The combination serdexmethylphenidate/dexmethylphenidate (Azstarys) was approved by the US Food and Drug Administration (FDA) in March 2021, for the treatment of ADHD in people six years of age and older. Co-formulation of serdexmethylphenidate with dexmethylphenidate allows for a more rapid onset of action while still retaining up to 13 hours of therapeutic efficacy.

== Pharmacology ==
Serdexmethylphenidate has mean terminal plasma elimination half-life of 5.7 hours. Less than 3% of the drug is measurable in circulation intact following oral administration. When administered alone, serdexmethylphenidate produces a dexmethylphenidate t_{max} of 8 hours. It is believed that serdexmethylphenidate is metabolized to dexmethylphenidate primarily in the lower gastrointestinal tract. Enzymes involved in this conversion have yet to be elucidated.

== Society and culture ==
=== Abuse potential ===
The abuse potential of serdexmethylphenidate has been evaluated in clinical studies. Administration of serdexmethylphenidate via common routes of administration used during the abuse of psychostimulants such as insufflation and intravenous injection resulted in significantly reduced systemic exposure to active dexmethylphenidate and thus markedly decreased pharmacodynamic effects when compared to unmodified dexmethylphenidate.

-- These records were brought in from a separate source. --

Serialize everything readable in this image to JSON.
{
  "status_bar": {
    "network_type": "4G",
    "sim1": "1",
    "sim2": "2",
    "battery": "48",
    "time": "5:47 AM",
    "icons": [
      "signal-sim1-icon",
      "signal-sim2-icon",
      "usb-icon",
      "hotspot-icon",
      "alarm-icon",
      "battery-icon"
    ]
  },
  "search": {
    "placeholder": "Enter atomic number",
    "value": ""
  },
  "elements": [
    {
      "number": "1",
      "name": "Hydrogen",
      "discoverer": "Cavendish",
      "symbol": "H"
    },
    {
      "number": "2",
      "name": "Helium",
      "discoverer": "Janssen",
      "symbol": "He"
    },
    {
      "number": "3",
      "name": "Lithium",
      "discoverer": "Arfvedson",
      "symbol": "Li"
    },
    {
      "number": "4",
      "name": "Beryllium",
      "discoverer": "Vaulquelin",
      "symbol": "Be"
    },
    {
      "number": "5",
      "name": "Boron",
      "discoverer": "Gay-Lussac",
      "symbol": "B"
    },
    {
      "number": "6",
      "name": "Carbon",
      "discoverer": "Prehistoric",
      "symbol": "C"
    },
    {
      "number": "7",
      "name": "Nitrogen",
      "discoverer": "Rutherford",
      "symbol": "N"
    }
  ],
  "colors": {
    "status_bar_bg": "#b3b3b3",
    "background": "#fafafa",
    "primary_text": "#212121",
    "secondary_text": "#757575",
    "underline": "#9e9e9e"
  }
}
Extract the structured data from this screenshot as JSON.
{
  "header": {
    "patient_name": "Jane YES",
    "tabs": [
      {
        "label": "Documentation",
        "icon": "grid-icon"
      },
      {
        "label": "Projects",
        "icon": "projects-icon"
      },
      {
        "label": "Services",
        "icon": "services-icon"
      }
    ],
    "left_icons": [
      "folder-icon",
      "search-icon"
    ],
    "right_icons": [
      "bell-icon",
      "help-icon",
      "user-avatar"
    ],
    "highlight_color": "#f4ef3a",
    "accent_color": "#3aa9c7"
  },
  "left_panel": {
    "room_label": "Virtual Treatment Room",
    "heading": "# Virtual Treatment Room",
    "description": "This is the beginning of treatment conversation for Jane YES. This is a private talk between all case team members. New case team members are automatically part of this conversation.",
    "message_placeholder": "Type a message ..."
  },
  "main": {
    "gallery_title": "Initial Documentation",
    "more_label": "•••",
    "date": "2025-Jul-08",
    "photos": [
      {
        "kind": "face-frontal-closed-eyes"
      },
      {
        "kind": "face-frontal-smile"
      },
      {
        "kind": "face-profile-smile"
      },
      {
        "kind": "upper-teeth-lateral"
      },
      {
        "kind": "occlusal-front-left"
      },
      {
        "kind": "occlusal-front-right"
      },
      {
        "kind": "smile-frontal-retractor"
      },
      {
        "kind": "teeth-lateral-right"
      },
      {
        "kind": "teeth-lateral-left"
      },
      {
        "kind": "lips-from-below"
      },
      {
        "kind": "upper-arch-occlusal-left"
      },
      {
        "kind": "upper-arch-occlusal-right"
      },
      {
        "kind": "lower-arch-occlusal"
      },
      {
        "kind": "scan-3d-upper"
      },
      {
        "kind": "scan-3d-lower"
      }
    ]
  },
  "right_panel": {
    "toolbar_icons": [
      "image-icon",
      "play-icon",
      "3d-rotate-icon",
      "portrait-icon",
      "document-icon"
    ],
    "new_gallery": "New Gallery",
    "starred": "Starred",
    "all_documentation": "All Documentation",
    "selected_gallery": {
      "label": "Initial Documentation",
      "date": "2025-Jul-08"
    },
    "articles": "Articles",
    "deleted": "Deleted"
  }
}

Following an Eight Factor Analysis by the FDA Controlled Substance Staff (CSS), the U.S. Department of Health and Human Services (HHS) provided a scheduling recommendation to the Drug Enforcement Administration (DEA) to control serdexmethylphenidate and its salts in Schedule IV of the Controlled Substances Act (CSA). Based on this recommendation and its own review, the DEA concluded that serdexmethylphenidate met the criteria for placement in schedule IV of the CSA.

== Research ==
Due to the delayed onset and prolonged duration of effects following oral administration of serdexmethylphenidate, several dosage forms containing serdexmethylphenidate are under investigation for use as long-acting psychostimulant in the treatment of various CNS disorders, substance use disorder (SUD), and sleep disorders. Under the developmental codename KP484, serdexmethylphenidate is being investigated as part of a potential "super-extended duration" psychostimulant, with therapeutic efficacy lasting up to 16 hours following oral administration.

In January 2021, the FDA granted approval for clinical trials investigating serdexmethylphenidate (as KP879) for the treatment for stimulant use disorder.